Il y a quelque chose comme vingt minutes de mise en place des lieux et des personnages, avant que l'intrigue (de type enquête policière tentant d'élucider la découverte du cadavre d'une jeune Amérindienne battue et violée) ne démarre vraiment. Mais on ne s'en plaint pas : tout ce qu'on nous montre et nous raconte est bien amené, agréable à suivre et à découvrir. Visuellement, cette partie du Wyoming, ces vastes étendues sauvages et enneigées (on est en plein hiver) sont de toute beauté et, du moins ai-je trouvé, habilement photographiées (par ex. depuis un hélicoptère, voire un drone). En revanche, le spectateur a plus de mal à imaginer que le thermomètre, la nuit, peut descendre jusqu'à - 30°. Ces conditions de rigueur extrêmes (et la pauvreté des ressources minières) font du Wyoming le moins peuplé des États-Unis et l'un des plus sauvages, des plus retardés, des plus déshérités.
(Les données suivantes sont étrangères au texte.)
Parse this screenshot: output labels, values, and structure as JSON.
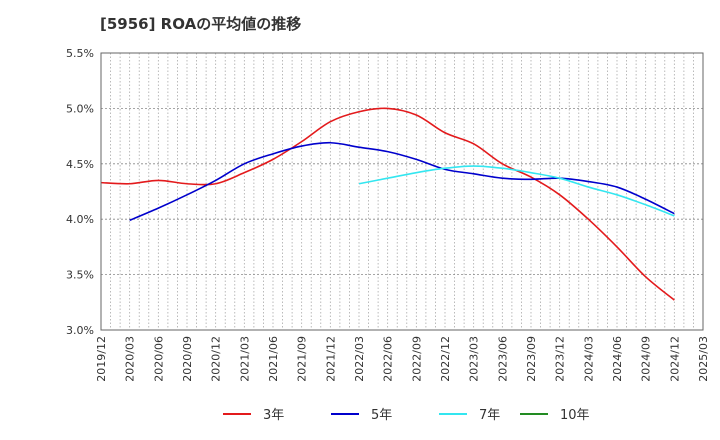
{
  "chart_data": {
    "type": "line",
    "title": "[5956]  ROAの平均値の推移",
    "xlabel": "",
    "ylabel": "",
    "grid": true,
    "legend_position": "bottom",
    "x_ticks": [
      "2019/12",
      "2020/03",
      "2020/06",
      "2020/09",
      "2020/12",
      "2021/03",
      "2021/06",
      "2021/09",
      "2021/12",
      "2022/03",
      "2022/06",
      "2022/09",
      "2022/12",
      "2023/03",
      "2023/06",
      "2023/09",
      "2023/12",
      "2024/03",
      "2024/06",
      "2024/09",
      "2024/12",
      "2025/03"
    ],
    "y_ticks": [
      "3.0%",
      "3.5%",
      "4.0%",
      "4.5%",
      "5.0%",
      "5.5%"
    ],
    "ylim": [
      3.0,
      5.5
    ],
    "y_unit": "%",
    "series": [
      {
        "name": "3年",
        "color": "#e31a1c",
        "points": [
          [
            "2019/12",
            4.33
          ],
          [
            "2020/03",
            4.32
          ],
          [
            "2020/06",
            4.35
          ],
          [
            "2020/09",
            4.32
          ],
          [
            "2020/12",
            4.32
          ],
          [
            "2021/03",
            4.42
          ],
          [
            "2021/06",
            4.54
          ],
          [
            "2021/09",
            4.7
          ],
          [
            "2021/12",
            4.88
          ],
          [
            "2022/03",
            4.97
          ],
          [
            "2022/06",
            5.0
          ],
          [
            "2022/09",
            4.94
          ],
          [
            "2022/12",
            4.78
          ],
          [
            "2023/03",
            4.68
          ],
          [
            "2023/06",
            4.5
          ],
          [
            "2023/09",
            4.38
          ],
          [
            "2023/12",
            4.22
          ],
          [
            "2024/03",
            4.0
          ],
          [
            "2024/06",
            3.75
          ],
          [
            "2024/09",
            3.48
          ],
          [
            "2024/12",
            3.27
          ]
        ]
      },
      {
        "name": "5年",
        "color": "#0000cc",
        "points": [
          [
            "2020/03",
            3.99
          ],
          [
            "2020/06",
            4.1
          ],
          [
            "2020/09",
            4.22
          ],
          [
            "2020/12",
            4.35
          ],
          [
            "2021/03",
            4.5
          ],
          [
            "2021/06",
            4.59
          ],
          [
            "2021/09",
            4.66
          ],
          [
            "2021/12",
            4.69
          ],
          [
            "2022/03",
            4.65
          ],
          [
            "2022/06",
            4.61
          ],
          [
            "2022/09",
            4.54
          ],
          [
            "2022/12",
            4.45
          ],
          [
            "2023/03",
            4.41
          ],
          [
            "2023/06",
            4.37
          ],
          [
            "2023/09",
            4.36
          ],
          [
            "2023/12",
            4.37
          ],
          [
            "2024/03",
            4.34
          ],
          [
            "2024/06",
            4.29
          ],
          [
            "2024/09",
            4.18
          ],
          [
            "2024/12",
            4.05
          ]
        ]
      },
      {
        "name": "7年",
        "color": "#33e6f0",
        "points": [
          [
            "2022/03",
            4.32
          ],
          [
            "2022/06",
            4.37
          ],
          [
            "2022/09",
            4.42
          ],
          [
            "2022/12",
            4.46
          ],
          [
            "2023/03",
            4.48
          ],
          [
            "2023/06",
            4.46
          ],
          [
            "2023/09",
            4.42
          ],
          [
            "2023/12",
            4.37
          ],
          [
            "2024/03",
            4.29
          ],
          [
            "2024/06",
            4.22
          ],
          [
            "2024/09",
            4.13
          ],
          [
            "2024/12",
            4.03
          ]
        ]
      },
      {
        "name": "10年",
        "color": "#228b22",
        "points": []
      }
    ]
  }
}
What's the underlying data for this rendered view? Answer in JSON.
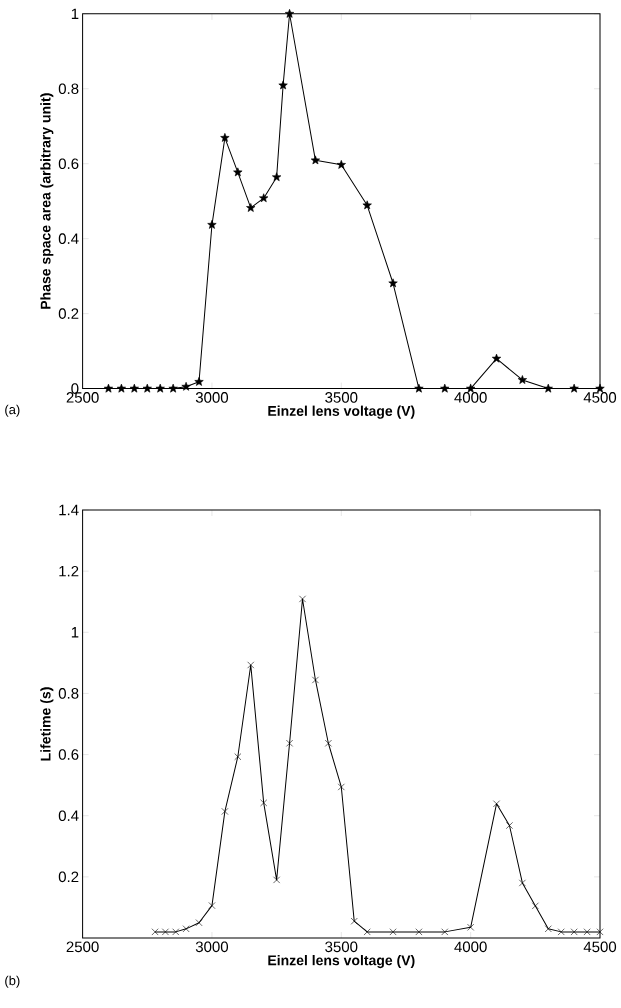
{
  "chart_data": [
    {
      "type": "line",
      "xlabel": "Einzel lens voltage (V)",
      "ylabel": "Phase space area (arbitrary unit)",
      "annotations": [
        "(a)"
      ],
      "marker": "star",
      "line_style": "solid",
      "color": "#000000",
      "x": [
        2600,
        2650,
        2700,
        2750,
        2800,
        2850,
        2900,
        2950,
        3000,
        3050,
        3100,
        3150,
        3200,
        3250,
        3275,
        3300,
        3400,
        3500,
        3600,
        3700,
        3800,
        3900,
        4000,
        4100,
        4200,
        4300,
        4400,
        4500
      ],
      "values": [
        0,
        0,
        0,
        0,
        0,
        0,
        0.005,
        0.018,
        0.437,
        0.669,
        0.577,
        0.482,
        0.508,
        0.564,
        0.809,
        1.0,
        0.609,
        0.597,
        0.489,
        0.281,
        0,
        0,
        0,
        0.08,
        0.023,
        0,
        0,
        0
      ],
      "xlim": [
        2500,
        4500
      ],
      "ylim": [
        0,
        1
      ],
      "xticks": [
        2500,
        3000,
        3500,
        4000,
        4500
      ],
      "yticks": [
        0,
        0.2,
        0.4,
        0.6,
        0.8,
        1
      ]
    },
    {
      "type": "line",
      "xlabel": "Einzel lens voltage (V)",
      "ylabel": "Lifetime (s)",
      "annotations": [
        "(b)"
      ],
      "marker": "cross",
      "line_style": "solid",
      "color": "#000000",
      "x": [
        2780,
        2820,
        2860,
        2900,
        2950,
        3000,
        3050,
        3100,
        3150,
        3200,
        3250,
        3300,
        3350,
        3400,
        3450,
        3500,
        3550,
        3600,
        3700,
        3800,
        3900,
        4000,
        4100,
        4150,
        4200,
        4250,
        4300,
        4350,
        4400,
        4450,
        4500
      ],
      "values": [
        0.02,
        0.02,
        0.02,
        0.03,
        0.05,
        0.106,
        0.414,
        0.593,
        0.893,
        0.442,
        0.19,
        0.637,
        1.109,
        0.844,
        0.637,
        0.494,
        0.055,
        0.02,
        0.02,
        0.02,
        0.02,
        0.035,
        0.439,
        0.368,
        0.18,
        0.105,
        0.03,
        0.02,
        0.02,
        0.02,
        0.02
      ],
      "xlim": [
        2500,
        4500
      ],
      "ylim": [
        0,
        1.4
      ],
      "xticks": [
        2500,
        3000,
        3500,
        4000,
        4500
      ],
      "yticks": [
        0.2,
        0.4,
        0.6,
        0.8,
        1,
        1.2,
        1.4
      ]
    }
  ]
}
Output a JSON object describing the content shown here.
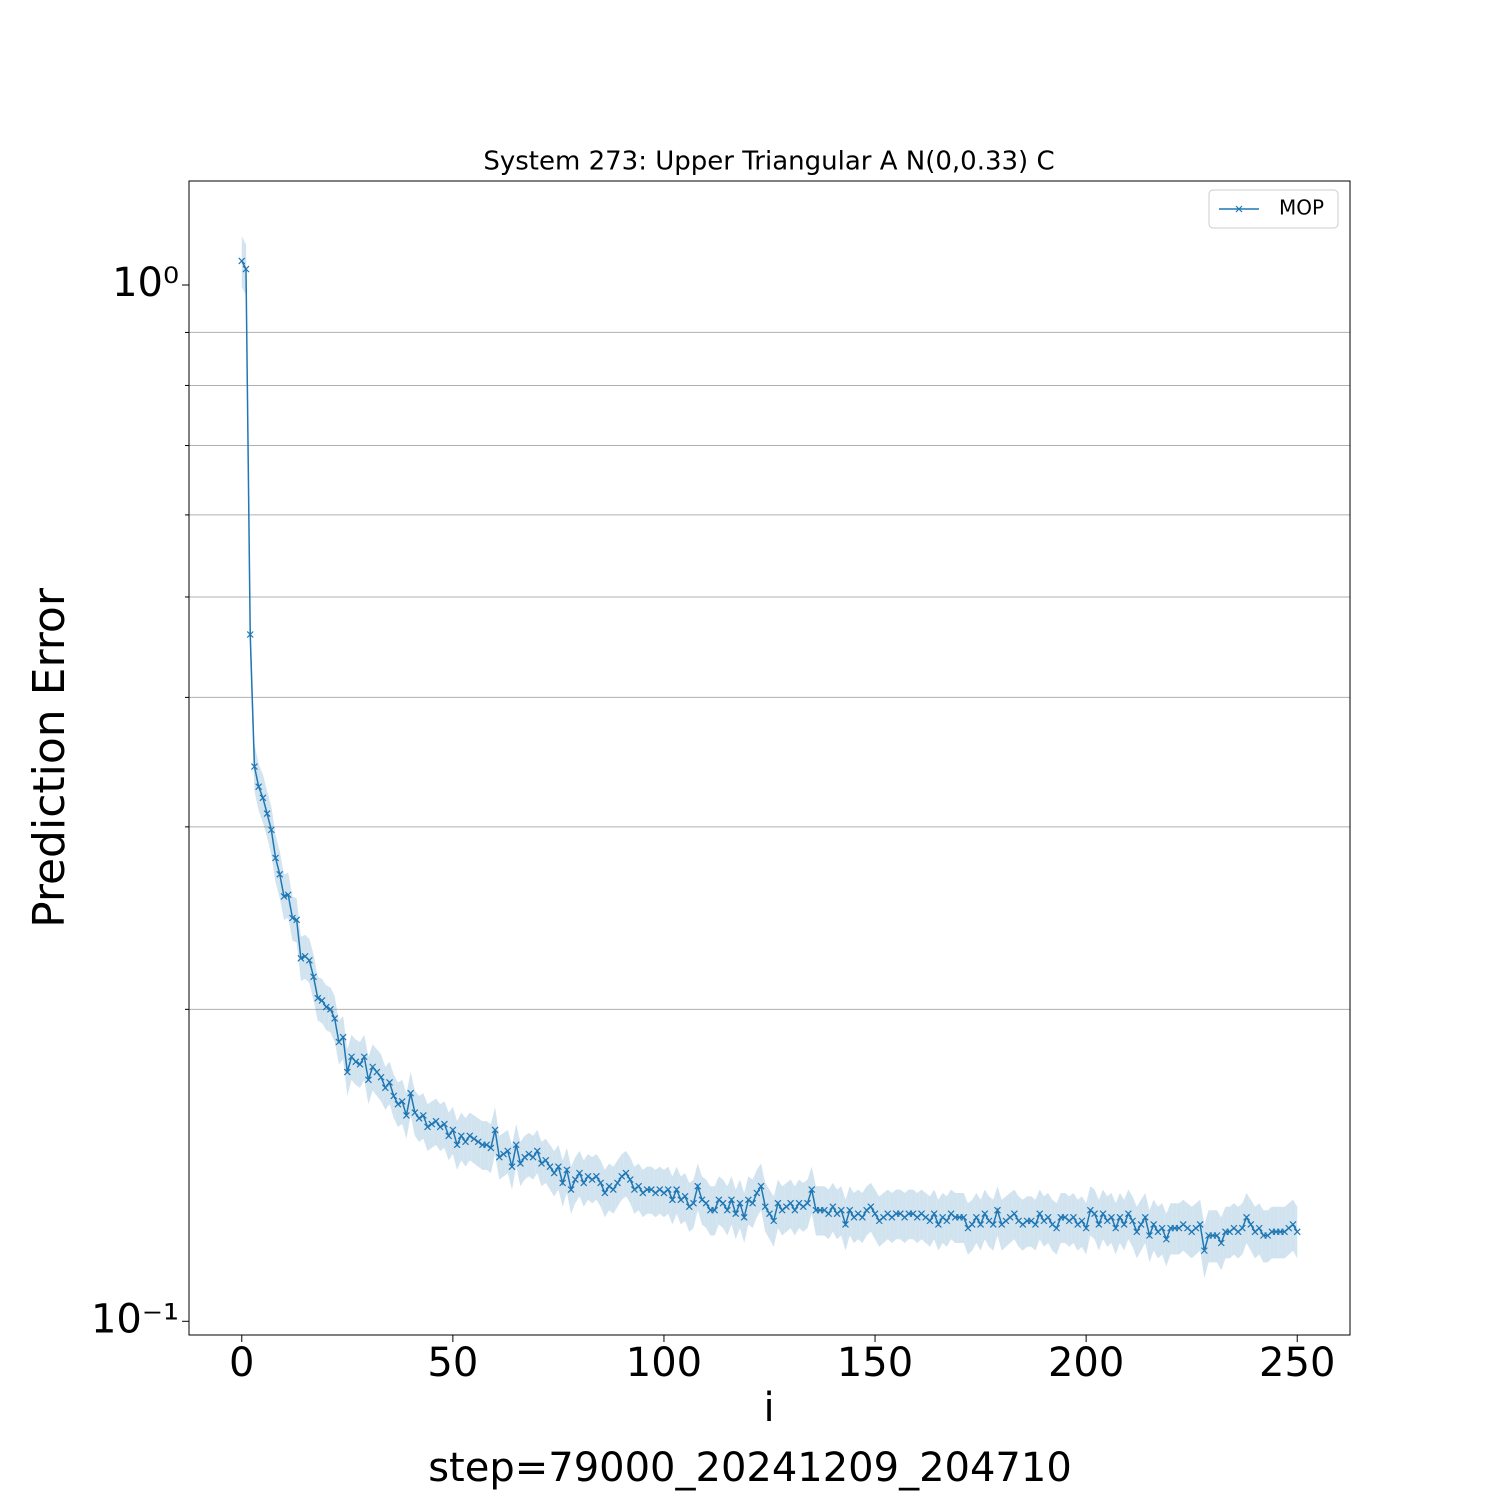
{
  "chart_data": {
    "type": "line",
    "title": "System 273: Upper Triangular A N(0,0.33) C",
    "x_label": "i",
    "y_label": "Prediction Error",
    "footer": "step=79000_20241209_204710",
    "yscale": "log",
    "legend": "upper right",
    "grid": "minor-y",
    "xlim": [
      -12.5,
      262.5
    ],
    "xticks": [
      0,
      50,
      100,
      150,
      200,
      250
    ],
    "ylim": [
      0.097,
      1.26
    ],
    "yticks": [
      {
        "value": 1,
        "label": "10⁰"
      },
      {
        "value": 0.1,
        "label": "10⁻¹"
      }
    ],
    "minor_yticks": [
      0.2,
      0.3,
      0.4,
      0.5,
      0.6,
      0.7,
      0.8,
      0.9
    ],
    "series": [
      {
        "name": "MOP",
        "color": "#1f77b4",
        "values": [
          1.055,
          1.036,
          0.46,
          0.343,
          0.328,
          0.32,
          0.309,
          0.298,
          0.28,
          0.27,
          0.257,
          0.258,
          0.245,
          0.244,
          0.224,
          0.225,
          0.223,
          0.215,
          0.205,
          0.204,
          0.201,
          0.2,
          0.196,
          0.186,
          0.188,
          0.174,
          0.18,
          0.178,
          0.177,
          0.18,
          0.171,
          0.176,
          0.174,
          0.172,
          0.168,
          0.17,
          0.165,
          0.162,
          0.163,
          0.158,
          0.166,
          0.159,
          0.157,
          0.158,
          0.154,
          0.155,
          0.156,
          0.154,
          0.155,
          0.151,
          0.153,
          0.148,
          0.151,
          0.149,
          0.151,
          0.15,
          0.149,
          0.148,
          0.148,
          0.147,
          0.153,
          0.144,
          0.145,
          0.146,
          0.141,
          0.148,
          0.142,
          0.144,
          0.145,
          0.144,
          0.146,
          0.142,
          0.143,
          0.141,
          0.139,
          0.141,
          0.136,
          0.14,
          0.134,
          0.137,
          0.139,
          0.136,
          0.138,
          0.137,
          0.138,
          0.136,
          0.133,
          0.135,
          0.134,
          0.136,
          0.138,
          0.139,
          0.137,
          0.134,
          0.135,
          0.133,
          0.134,
          0.134,
          0.133,
          0.134,
          0.133,
          0.134,
          0.131,
          0.134,
          0.131,
          0.132,
          0.129,
          0.13,
          0.135,
          0.131,
          0.13,
          0.128,
          0.128,
          0.131,
          0.13,
          0.128,
          0.131,
          0.127,
          0.13,
          0.126,
          0.131,
          0.13,
          0.133,
          0.135,
          0.129,
          0.127,
          0.125,
          0.13,
          0.128,
          0.129,
          0.13,
          0.128,
          0.13,
          0.129,
          0.13,
          0.134,
          0.128,
          0.128,
          0.128,
          0.127,
          0.129,
          0.127,
          0.128,
          0.124,
          0.128,
          0.126,
          0.127,
          0.126,
          0.128,
          0.129,
          0.127,
          0.125,
          0.126,
          0.127,
          0.126,
          0.127,
          0.127,
          0.126,
          0.127,
          0.127,
          0.126,
          0.127,
          0.126,
          0.125,
          0.127,
          0.124,
          0.126,
          0.125,
          0.127,
          0.126,
          0.126,
          0.126,
          0.123,
          0.124,
          0.126,
          0.124,
          0.127,
          0.125,
          0.124,
          0.128,
          0.124,
          0.125,
          0.126,
          0.127,
          0.125,
          0.124,
          0.125,
          0.125,
          0.124,
          0.127,
          0.125,
          0.126,
          0.124,
          0.123,
          0.126,
          0.126,
          0.125,
          0.126,
          0.124,
          0.125,
          0.123,
          0.128,
          0.127,
          0.124,
          0.127,
          0.125,
          0.126,
          0.123,
          0.126,
          0.124,
          0.127,
          0.125,
          0.122,
          0.124,
          0.126,
          0.121,
          0.124,
          0.122,
          0.123,
          0.12,
          0.123,
          0.123,
          0.123,
          0.124,
          0.123,
          0.122,
          0.123,
          0.124,
          0.117,
          0.121,
          0.121,
          0.121,
          0.119,
          0.122,
          0.122,
          0.123,
          0.122,
          0.123,
          0.126,
          0.124,
          0.122,
          0.123,
          0.121,
          0.121,
          0.122,
          0.122,
          0.122,
          0.122,
          0.123,
          0.124,
          0.122
        ],
        "errors": [
          0.06,
          0.058,
          0.024,
          0.018,
          0.017,
          0.017,
          0.016,
          0.016,
          0.015,
          0.014,
          0.013,
          0.013,
          0.012,
          0.012,
          0.011,
          0.011,
          0.011,
          0.011,
          0.01,
          0.01,
          0.01,
          0.01,
          0.01,
          0.009,
          0.009,
          0.009,
          0.009,
          0.009,
          0.009,
          0.009,
          0.009,
          0.009,
          0.009,
          0.009,
          0.008,
          0.008,
          0.008,
          0.008,
          0.008,
          0.008,
          0.008,
          0.008,
          0.008,
          0.008,
          0.008,
          0.008,
          0.008,
          0.008,
          0.008,
          0.008,
          0.008,
          0.008,
          0.008,
          0.008,
          0.008,
          0.008,
          0.008,
          0.008,
          0.008,
          0.008,
          0.008,
          0.007,
          0.007,
          0.007,
          0.007,
          0.007,
          0.007,
          0.007,
          0.007,
          0.007,
          0.007,
          0.007,
          0.007,
          0.007,
          0.007,
          0.007,
          0.007,
          0.007,
          0.007,
          0.007,
          0.007,
          0.007,
          0.007,
          0.007,
          0.007,
          0.007,
          0.007,
          0.007,
          0.007,
          0.007,
          0.007,
          0.007,
          0.007,
          0.007,
          0.007,
          0.007,
          0.007,
          0.007,
          0.007,
          0.007,
          0.007,
          0.007,
          0.007,
          0.007,
          0.007,
          0.007,
          0.007,
          0.007,
          0.007,
          0.007,
          0.007,
          0.007,
          0.007,
          0.007,
          0.007,
          0.007,
          0.007,
          0.007,
          0.007,
          0.007,
          0.007,
          0.007,
          0.007,
          0.007,
          0.007,
          0.007,
          0.007,
          0.007,
          0.007,
          0.007,
          0.007,
          0.007,
          0.007,
          0.007,
          0.007,
          0.007,
          0.007,
          0.007,
          0.007,
          0.007,
          0.007,
          0.007,
          0.007,
          0.007,
          0.007,
          0.007,
          0.007,
          0.007,
          0.007,
          0.007,
          0.007,
          0.007,
          0.007,
          0.007,
          0.007,
          0.007,
          0.007,
          0.007,
          0.007,
          0.007,
          0.007,
          0.007,
          0.007,
          0.007,
          0.007,
          0.007,
          0.007,
          0.007,
          0.007,
          0.007,
          0.007,
          0.007,
          0.007,
          0.007,
          0.007,
          0.007,
          0.007,
          0.007,
          0.007,
          0.007,
          0.007,
          0.007,
          0.007,
          0.007,
          0.007,
          0.007,
          0.007,
          0.007,
          0.007,
          0.007,
          0.007,
          0.007,
          0.007,
          0.007,
          0.007,
          0.007,
          0.007,
          0.007,
          0.007,
          0.007,
          0.007,
          0.007,
          0.007,
          0.007,
          0.007,
          0.007,
          0.007,
          0.007,
          0.007,
          0.007,
          0.007,
          0.007,
          0.007,
          0.007,
          0.007,
          0.007,
          0.007,
          0.007,
          0.007,
          0.007,
          0.007,
          0.007,
          0.007,
          0.007,
          0.007,
          0.007,
          0.007,
          0.007,
          0.007,
          0.007,
          0.007,
          0.007,
          0.007,
          0.007,
          0.007,
          0.007,
          0.007,
          0.007,
          0.007,
          0.007,
          0.007,
          0.007,
          0.007,
          0.007,
          0.007,
          0.007,
          0.007,
          0.007,
          0.007,
          0.007,
          0.007
        ]
      }
    ]
  }
}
Pour, l'hiver, lutter contre le froid, la neige, le silence, l'absolu manque de "distractions" caractéristique de ce type de cambrousse, il y a l'alcool, la drogue et, bientôt débridées, viennent alors la violence, les pulsions animales... Du pain béni pour un scénariste à la recherche d'une histoire à raconter, aussi spectaculaire et sensationnelle que possible ?
Taylor Sheridan, scénariste (s'étant illustré avec Sicario et Comancheria sortis en 2015 et 2016) et, pour la première fois, réalisateur du film, exploite le filon brillamment pendant 75 minutes : il nous offre des immensités majestueuses, des animaux sauvages, à quatre ou deux pattes, des motoneiges rageurs et virevoltants, des changements de rythme soudains, d'incroyables fusillades avec morts en pagaye. Bref, on ne s'ennuie pas.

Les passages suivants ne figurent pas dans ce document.